Even the U.S. Congress gets it. That mostly dysfunctional group of Republicans and Democrats who don’t even like to agree on what day it is sensed so much public, bipartisan aversion to excessive testing that it junked the main test-generator, the No Child Left Behind Act, late last year, repealing the federal requirement that school accountability ratings be tied to test scores. In its place, they enacted the Every Student Succeeds Act, which encourages states to design accountability and teacher evaluation systems that more accurately and fairly reflect what educators actually do in the classroom.
But Texas Education Commissioner Mike Morath still doesn’t get it. In one of his first major official acts, he approved a teacher evaluation system that would require school districts to base at least 20 percent of a teacher’s evaluation on so-called student growth measures, essentially the test scores that we waste too much time on now.
Texas teachers could be left trying to figure out an incomprehensible formula that allegedly compares their students’ test scores to the scores their students should be making, based on who knows how many factors that Einstein may or may not have been able to figure out.

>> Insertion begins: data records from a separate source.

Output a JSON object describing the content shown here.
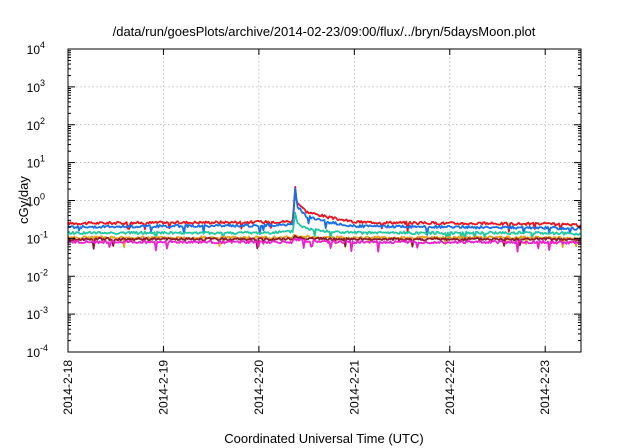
{
  "chart_data": {
    "type": "line",
    "title": "/data/run/goesPlots/archive/2014-02-23/09:00/flux/../bryn/5daysMoon.plot",
    "xlabel": "Coordinated Universal Time (UTC)",
    "ylabel": "cGy/day",
    "yscale": "log",
    "grid": true,
    "x_ticks": [
      "2014-2-18",
      "2014-2-19",
      "2014-2-20",
      "2014-2-21",
      "2014-2-22",
      "2014-2-23"
    ],
    "xlim": [
      "2014-02-18T00:00",
      "2014-02-23T09:00"
    ],
    "y_ticks": [
      {
        "base": "10",
        "exp": "4"
      },
      {
        "base": "10",
        "exp": "3"
      },
      {
        "base": "10",
        "exp": "2"
      },
      {
        "base": "10",
        "exp": "1"
      },
      {
        "base": "10",
        "exp": "0"
      },
      {
        "base": "10",
        "exp": "-1"
      },
      {
        "base": "10",
        "exp": "-2"
      },
      {
        "base": "10",
        "exp": "-3"
      },
      {
        "base": "10",
        "exp": "-4"
      }
    ],
    "ylim": [
      0.0001,
      10000
    ],
    "series": [
      {
        "color": "#e8141e",
        "x": [
          "2014-02-18T00:00",
          "2014-02-19T00:00",
          "2014-02-20T00:00",
          "2014-02-20T08:30",
          "2014-02-20T09:10",
          "2014-02-20T09:40",
          "2014-02-20T12:00",
          "2014-02-20T18:00",
          "2014-02-21T00:00",
          "2014-02-22T00:00",
          "2014-02-23T00:00",
          "2014-02-23T09:00"
        ],
        "values": [
          0.25,
          0.26,
          0.27,
          0.28,
          2.8,
          0.9,
          0.5,
          0.35,
          0.27,
          0.25,
          0.24,
          0.22
        ]
      },
      {
        "color": "#1a6fe8",
        "x": [
          "2014-02-18T00:00",
          "2014-02-19T00:00",
          "2014-02-20T00:00",
          "2014-02-20T08:30",
          "2014-02-20T09:10",
          "2014-02-20T09:40",
          "2014-02-20T12:00",
          "2014-02-20T18:00",
          "2014-02-21T00:00",
          "2014-02-22T00:00",
          "2014-02-23T00:00",
          "2014-02-23T09:00"
        ],
        "values": [
          0.2,
          0.21,
          0.22,
          0.23,
          2.2,
          0.7,
          0.38,
          0.26,
          0.21,
          0.2,
          0.19,
          0.18
        ]
      },
      {
        "color": "#22c7a0",
        "x": [
          "2014-02-18T00:00",
          "2014-02-19T00:00",
          "2014-02-20T00:00",
          "2014-02-20T08:30",
          "2014-02-20T09:10",
          "2014-02-20T09:40",
          "2014-02-20T12:00",
          "2014-02-20T18:00",
          "2014-02-21T00:00",
          "2014-02-22T00:00",
          "2014-02-23T00:00",
          "2014-02-23T09:00"
        ],
        "values": [
          0.14,
          0.14,
          0.14,
          0.15,
          0.5,
          0.25,
          0.18,
          0.15,
          0.14,
          0.14,
          0.14,
          0.13
        ]
      },
      {
        "color": "#e6a020",
        "x": [
          "2014-02-18T00:00",
          "2014-02-19T00:00",
          "2014-02-20T00:00",
          "2014-02-20T08:30",
          "2014-02-20T09:10",
          "2014-02-20T09:40",
          "2014-02-20T12:00",
          "2014-02-20T18:00",
          "2014-02-21T00:00",
          "2014-02-22T00:00",
          "2014-02-23T00:00",
          "2014-02-23T09:00"
        ],
        "values": [
          0.105,
          0.105,
          0.105,
          0.105,
          0.13,
          0.115,
          0.11,
          0.105,
          0.105,
          0.105,
          0.105,
          0.1
        ]
      },
      {
        "color": "#8b1a2a",
        "x": [
          "2014-02-18T00:00",
          "2014-02-19T00:00",
          "2014-02-20T00:00",
          "2014-02-20T08:30",
          "2014-02-20T09:10",
          "2014-02-20T09:40",
          "2014-02-20T12:00",
          "2014-02-20T18:00",
          "2014-02-21T00:00",
          "2014-02-22T00:00",
          "2014-02-23T00:00",
          "2014-02-23T09:00"
        ],
        "values": [
          0.095,
          0.095,
          0.095,
          0.095,
          0.12,
          0.105,
          0.1,
          0.095,
          0.095,
          0.095,
          0.095,
          0.09
        ]
      },
      {
        "color": "#ee22cc",
        "x": [
          "2014-02-18T00:00",
          "2014-02-19T00:00",
          "2014-02-20T00:00",
          "2014-02-20T08:30",
          "2014-02-20T09:10",
          "2014-02-20T09:40",
          "2014-02-20T12:00",
          "2014-02-20T18:00",
          "2014-02-21T00:00",
          "2014-02-22T00:00",
          "2014-02-23T00:00",
          "2014-02-23T09:00"
        ],
        "values": [
          0.08,
          0.08,
          0.08,
          0.08,
          0.1,
          0.09,
          0.085,
          0.08,
          0.08,
          0.08,
          0.08,
          0.075
        ]
      }
    ]
  }
}
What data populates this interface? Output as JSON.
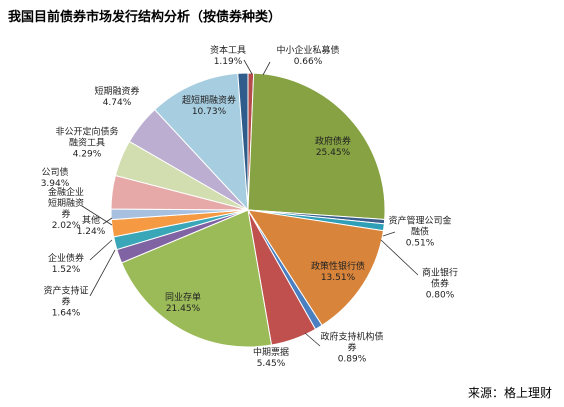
{
  "title": "我国目前债券市场发行结构分析（按债券种类）",
  "source": "来源：格上理财",
  "chart_data": {
    "type": "pie",
    "title": "我国目前债券市场发行结构分析（按债券种类）",
    "slices": [
      {
        "name": "中小企业私募债",
        "label_lines": [
          "中小企业私募债"
        ],
        "value": 0.66,
        "value_label": "0.66%",
        "color": "#b44a4a"
      },
      {
        "name": "政府债券",
        "label_lines": [
          "政府债券"
        ],
        "value": 25.45,
        "value_label": "25.45%",
        "color": "#86a243"
      },
      {
        "name": "资产管理公司金融债",
        "label_lines": [
          "资产管理公司金",
          "融债"
        ],
        "value": 0.51,
        "value_label": "0.51%",
        "color": "#3a5d8c"
      },
      {
        "name": "商业银行债券",
        "label_lines": [
          "商业银行",
          "债券"
        ],
        "value": 0.8,
        "value_label": "0.80%",
        "color": "#2f9fb8"
      },
      {
        "name": "政策性银行债",
        "label_lines": [
          "政策性银行债"
        ],
        "value": 13.51,
        "value_label": "13.51%",
        "color": "#d9843b"
      },
      {
        "name": "政府支持机构债券",
        "label_lines": [
          "政府支持机构债",
          "券"
        ],
        "value": 0.89,
        "value_label": "0.89%",
        "color": "#4a7fc1"
      },
      {
        "name": "中期票据",
        "label_lines": [
          "中期票据"
        ],
        "value": 5.45,
        "value_label": "5.45%",
        "color": "#c0504d"
      },
      {
        "name": "同业存单",
        "label_lines": [
          "同业存单"
        ],
        "value": 21.45,
        "value_label": "21.45%",
        "color": "#9bbb59"
      },
      {
        "name": "资产支持证券",
        "label_lines": [
          "资产支持证",
          "券"
        ],
        "value": 1.64,
        "value_label": "1.64%",
        "color": "#7f63a3"
      },
      {
        "name": "企业债券",
        "label_lines": [
          "企业债券"
        ],
        "value": 1.52,
        "value_label": "1.52%",
        "color": "#3aa7b8"
      },
      {
        "name": "短期融资券",
        "label_lines": [
          "金融企业",
          "短期融资",
          "券"
        ],
        "value": 2.02,
        "value_label": "2.02%",
        "color": "#f59a43"
      },
      {
        "name": "其他",
        "label_lines": [
          "其他"
        ],
        "value": 1.24,
        "value_label": "1.24%",
        "color": "#a8c0e0"
      },
      {
        "name": "公司债",
        "label_lines": [
          "公司债"
        ],
        "value": 3.94,
        "value_label": "3.94%",
        "color": "#e6a9a7"
      },
      {
        "name": "非公开定向债务融资工具",
        "label_lines": [
          "非公开定向债务",
          "融资工具"
        ],
        "value": 4.29,
        "value_label": "4.29%",
        "color": "#d2ddb0"
      },
      {
        "name": "短期融资券",
        "label_lines": [
          "短期融资券"
        ],
        "value": 4.74,
        "value_label": "4.74%",
        "color": "#bbaed1"
      },
      {
        "name": "超短期融资券",
        "label_lines": [
          "超短期融资券"
        ],
        "value": 10.73,
        "value_label": "10.73%",
        "color": "#a7cde0"
      },
      {
        "name": "资本工具",
        "label_lines": [
          "资本工具"
        ],
        "value": 1.19,
        "value_label": "1.19%",
        "color": "#2f5c8a"
      }
    ],
    "start_angle_deg": 0,
    "direction": "clockwise",
    "legend": "none",
    "data_labels": "name-and-percent"
  }
}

TSTA opposes several features of Morath’s evaluation plan, and we told him so, to no avail. So, now TSTA is suing him, specifically because we believe his student-growth requirement exceeds the commissioner’s authority under state law.
If Morath doesn’t understand the growing professional and public opposition to excessive, high-stakes testing, then maybe the man who appointed him, Gov. Greg Abbott, doesn’t understand it either.
But the truth is this. Students are not faceless or mindless numbers to crunch into meaningless formulas. And teachers aren’t robots to be rated on what those formulas spit out.